It’s so Stephen King, you expect a killer clown to pop out of a drain: CHRISTOPHER STEVENS reviews last night’s TV
Dublin Murders
Rating:
What Britain Buys And Sells In A Day
Rating:
The archetypal opening for a crime serial can be summed up in ten words: ‘The body of a teenage girl is found in woods.’
There are many other ways to begin a noirish detective thriller but none so certain — especially when the scene is set by video from a drone high above densely packed fir trees.
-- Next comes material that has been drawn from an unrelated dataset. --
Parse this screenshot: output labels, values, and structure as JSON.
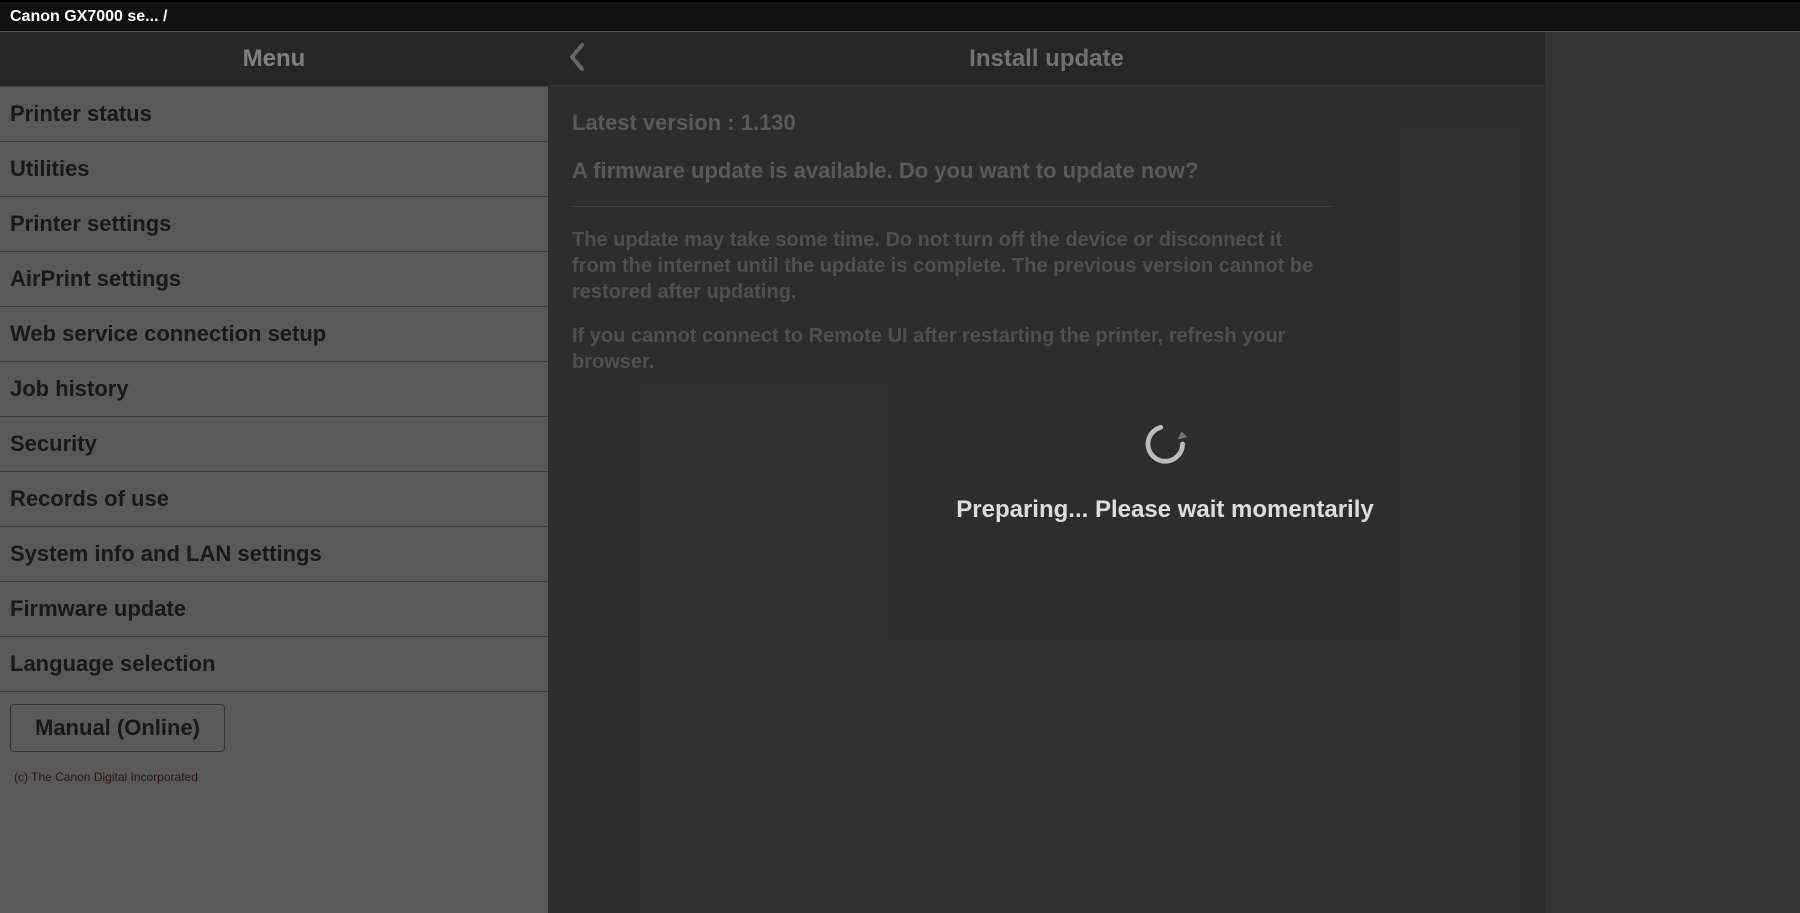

Dublin Murders (BBC1) sticks to the formula and adds gothic touches. The hero, Killian Scott as detective Rob Reilly, dreams of wolves, wakes at night with agonising cramps and suffers flashbacks to soft-focus summer days spent riding his bike with friends.
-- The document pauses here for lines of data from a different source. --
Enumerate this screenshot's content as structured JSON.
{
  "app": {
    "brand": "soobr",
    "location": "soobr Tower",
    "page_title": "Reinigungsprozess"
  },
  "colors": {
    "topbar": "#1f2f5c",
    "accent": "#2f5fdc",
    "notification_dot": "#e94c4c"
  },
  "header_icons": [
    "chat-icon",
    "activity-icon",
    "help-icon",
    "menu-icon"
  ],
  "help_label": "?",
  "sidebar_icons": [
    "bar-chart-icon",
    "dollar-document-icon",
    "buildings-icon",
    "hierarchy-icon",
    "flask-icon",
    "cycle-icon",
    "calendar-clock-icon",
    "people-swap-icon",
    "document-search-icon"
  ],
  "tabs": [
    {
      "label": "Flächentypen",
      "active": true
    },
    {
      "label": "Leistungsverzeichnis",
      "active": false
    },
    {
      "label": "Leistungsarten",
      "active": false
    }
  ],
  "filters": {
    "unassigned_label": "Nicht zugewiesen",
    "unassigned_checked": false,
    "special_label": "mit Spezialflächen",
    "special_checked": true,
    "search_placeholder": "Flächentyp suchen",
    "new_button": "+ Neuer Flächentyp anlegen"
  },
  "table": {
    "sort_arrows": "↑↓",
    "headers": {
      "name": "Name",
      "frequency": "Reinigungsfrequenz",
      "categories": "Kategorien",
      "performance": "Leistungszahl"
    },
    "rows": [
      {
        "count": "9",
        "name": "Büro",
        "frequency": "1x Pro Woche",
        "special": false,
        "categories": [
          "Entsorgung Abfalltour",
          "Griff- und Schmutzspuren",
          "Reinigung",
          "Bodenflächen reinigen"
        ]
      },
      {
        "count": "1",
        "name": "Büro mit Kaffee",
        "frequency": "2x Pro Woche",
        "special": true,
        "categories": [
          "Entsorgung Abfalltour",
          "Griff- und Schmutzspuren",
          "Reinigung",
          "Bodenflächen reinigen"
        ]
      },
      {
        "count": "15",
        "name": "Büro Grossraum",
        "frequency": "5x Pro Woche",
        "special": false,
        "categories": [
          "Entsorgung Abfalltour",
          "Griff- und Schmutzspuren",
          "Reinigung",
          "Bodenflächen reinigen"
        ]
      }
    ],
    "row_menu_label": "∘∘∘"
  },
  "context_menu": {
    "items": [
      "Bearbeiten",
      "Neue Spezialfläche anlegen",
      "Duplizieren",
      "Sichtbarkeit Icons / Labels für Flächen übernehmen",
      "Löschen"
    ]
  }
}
It’s so Stephen King, you almost expect a clown to emerge from the nearest drain with a knife.
Dublin Murders: Cassie Maddox played by Sarah Greene and detective Rob Reilly played by Killian Scott
One hour in, the show’s biggest strength is the intriguing relationship between Reilly and his murder squad partner, Cassie Maddox (Sarah Greene). They are tender but never physical, not lovers but evidently old friends who trust each other implicitly. It’s almost as if they are brother and sister.
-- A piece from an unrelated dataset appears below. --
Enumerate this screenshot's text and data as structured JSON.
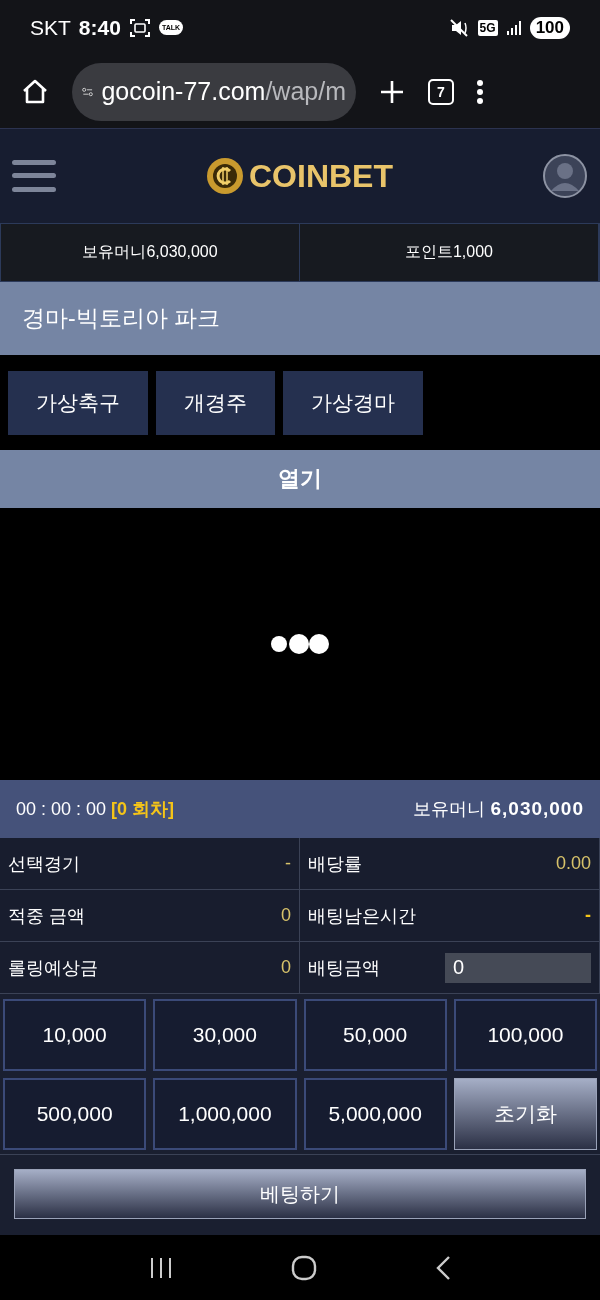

They share sandwiches and ciggies at the sea’s edge to celebrate solving another case, thanks to their telepathic understanding in the interview room.
At one moment, Maddox counts down in her head to the moment Reilly’s gentle questions will make the suspect break and confess. Reilly’s real identity, and his connection to the murder in the woods, may become clearer in the second episode tonight.
Disruption of the night
The drama is based on two novels by American-Irish writer Tara French, In The Woods and The Likeness, adapted by Sarah Phelps — the screenwriter behind several top-notch Christmas Agatha Christies, including And Then There Were None.
Phelps has a literary turn of phrase, to which Reilly gives full rein in his philosophical musings about death. It’s strange, then, that the series has been saddled with such a mundane title.
Dublin Murders is accurate but so unimaginative, it might as well be called the Ronseal Police Investigation Show, because it does exactly what it says on the tin.
Where’s the poetry, where’s the mystery? It’s as though Silence Of The Lambs was released as The Very Hungry Cannibal.
The story is set in 2006, when department chiefs could still get away, just about, with boorish comments about a female colleague’s breasts and pass it off as humour. It’s surprising how dated the attitudes of the Noughties already look.
Ed Balls’s dockside economic predictions are going to look very dated next month, if Britain does leave the EU and the sky doesn’t fall in. The final part of What Britain Buys And Sells In A Day (BBC2) was packed with shots of the former Shadow Chancellor looking gloomy as he contemplated the disruption to our imports and exports.
Co-presenter Cherry Healey on a crab fishing boat in BBC2’s What Britain Buys and Sells
Dear oh dear, his expression said in every shot. Woe is me. Lackaday, and don’t say I didn’t warn you. Eeyore Ed couldn’t dampen the spirits of co-presenter Cherry Healey, who visited the Norton motorcycle works in Leicestershire to discover how a British buy-out rescued the brand 11 years ago and now exports these classic bikes all over the world.
That’s the spirit. Ade Adepitan was having fun, too, riding in Ferraris and top-of-the-range Teslas as he learned how batteries are replacing petrol tanks.
Meanwhile, Ed was learning to steer a supertanker, using a model the size of a canoe on a duckpond. Oh no, he reversed it into the quayside. What a calamity. And then he scraped it down the other side. Everything was going to be ruined.
Ed hung his head. It was all a disaster, just like he said it would be. Dear oh dear.